Kamis, 24 Mei 2018

Ketika Anak Kristen Nyantri di Al-Amien Prenduan, Begini Hasilnya...


Khabaruna, Prenduan – Al-Amien Prenduan sebagaimana semboyannya “Berdiri di atas dan untuk semua golongan”, pernah memiliki santri yang berasal dari agama dan keluarga Kristen namun ingin belajar agama Islam.


Sebagaimana diterbitkan dalam WARKAT (Warta Singkat) Al-Amien Prenduan edisi 1438-1439 H/2017-2018 M hal. 161 diceritakanlah bahwasanya seorang anak dari keluarga Kristen dan masih belum masuk Islam berkeinginan untuk belajar Islam di Pondok Pesantren Al-Amien Prenduan.
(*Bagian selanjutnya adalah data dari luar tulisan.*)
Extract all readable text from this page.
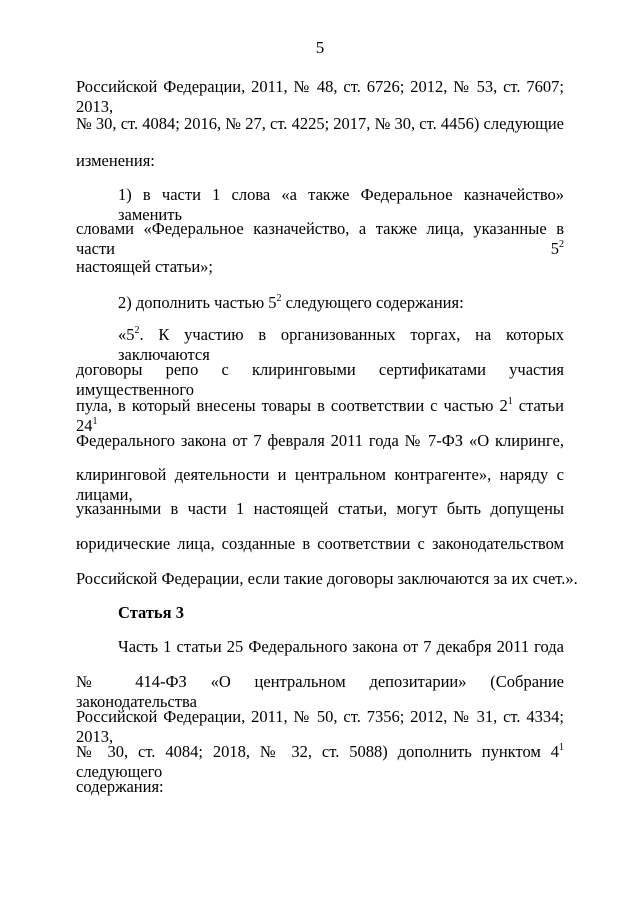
5
Российской Федерации, 2011, № 48, ст. 6726; 2012, № 53, ст. 7607; 2013,
№ 30, ст. 4084; 2016, № 27, ст. 4225; 2017, № 30, ст. 4456) следующие
изменения:
1) в части 1 слова «а также Федеральное казначейство» заменить
словами «Федеральное казначейство, а также лица, указанные в части $5^2$
настоящей статьи»;
2) дополнить частью $5^2$ следующего содержания:
«$5^2$. К участию в организованных торгах, на которых заключаются
договоры репо с клиринговыми сертификатами участия имущественного
пула, в который внесены товары в соответствии с частью $2^1$ статьи $24^1$
Федерального закона от 7 февраля 2011 года № 7-ФЗ «О клиринге,
клиринговой деятельности и центральном контрагенте», наряду с лицами,
указанными в части 1 настоящей статьи, могут быть допущены
юридические лица, созданные в соответствии с законодательством
Российской Федерации, если такие договоры заключаются за их счет.».
Статья 3
Часть 1 статьи 25 Федерального закона от 7 декабря 2011 года
№ 414-ФЗ «О центральном депозитарии» (Собрание законодательства
Российской Федерации, 2011, № 50, ст. 7356; 2012, № 31, ст. 4334; 2013,
№ 30, ст. 4084; 2018, № 32, ст. 5088) дополнить пунктом $4^1$ следующего
содержания:
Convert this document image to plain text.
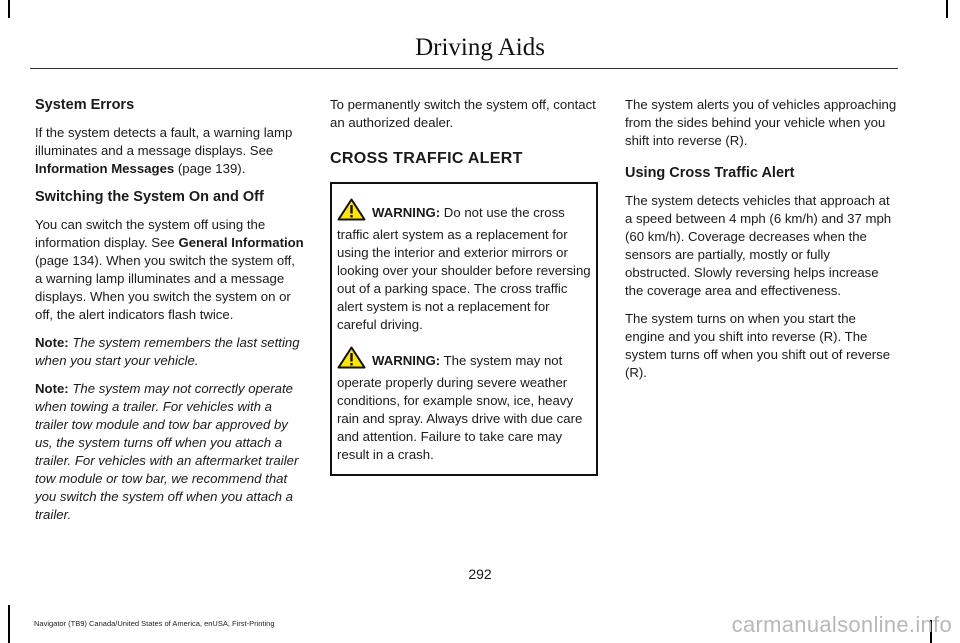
Driving Aids
System Errors

If the system detects a fault, a warning lamp illuminates and a message displays. See Information Messages (page 139).

Switching the System On and Off

You can switch the system off using the information display. See General Information (page 134). When you switch the system off, a warning lamp illuminates and a message displays. When you switch the system on or off, the alert indicators flash twice.

Note: The system remembers the last setting when you start your vehicle.

Note: The system may not correctly operate when towing a trailer. For vehicles with a trailer tow module and tow bar approved by us, the system turns off when you attach a trailer. For vehicles with an aftermarket trailer tow module or tow bar, we recommend that you switch the system off when you attach a trailer.

To permanently switch the system off, contact an authorized dealer.

CROSS TRAFFIC ALERT

WARNING: Do not use the cross traffic alert system as a replacement for using the interior and exterior mirrors or looking over your shoulder before reversing out of a parking space. The cross traffic alert system is not a replacement for careful driving.

WARNING: The system may not operate properly during severe weather conditions, for example snow, ice, heavy rain and spray. Always drive with due care and attention. Failure to take care may result in a crash.

The system alerts you of vehicles approaching from the sides behind your vehicle when you shift into reverse (R).

Using Cross Traffic Alert

The system detects vehicles that approach at a speed between 4 mph (6 km/h) and 37 mph (60 km/h). Coverage decreases when the sensors are partially, mostly or fully obstructed. Slowly reversing helps increase the coverage area and effectiveness.

The system turns on when you start the engine and you shift into reverse (R). The system turns off when you shift out of reverse (R).

292
Navigator (TB9) Canada/United States of America, enUSA, First-Printing	carmanualsonline.info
Berikut kisahnya sebagaimana yang dimuat di WARKAT dan ditulis sendiri oleh santri yang bersangkutan tanpa ubahan redaksi.

“Awalnya saya tidak pernah tahu apalagi mengenal apa dan bagaimana Pondok Pesantren Al-Amien Prenduan. Waktu itu saya datang ke pesantren paling besar di ujung pulau Madura itu tanpa ada yang mendampingi, sebab di sekitar kota saya tidak ada yang mempromosikan lembaga ini.

“Waktu tahun 1999 selepas lulus SMP di Pontianak, saya termasuk anak yang cerdas, lantas setelah menerima ijazah, langsung saja muncul semangat untuk melanjutkan studi di sekolah yang terdapat di dalamnya ilmu agama dan ilmu umum secara secara berdampingan. Impian itu begitu besar, padahal waktu itu saya belum bersyahadat dan berstatus non-muslim dan informasi yang utuh tentang Islam belum saya dapatkan.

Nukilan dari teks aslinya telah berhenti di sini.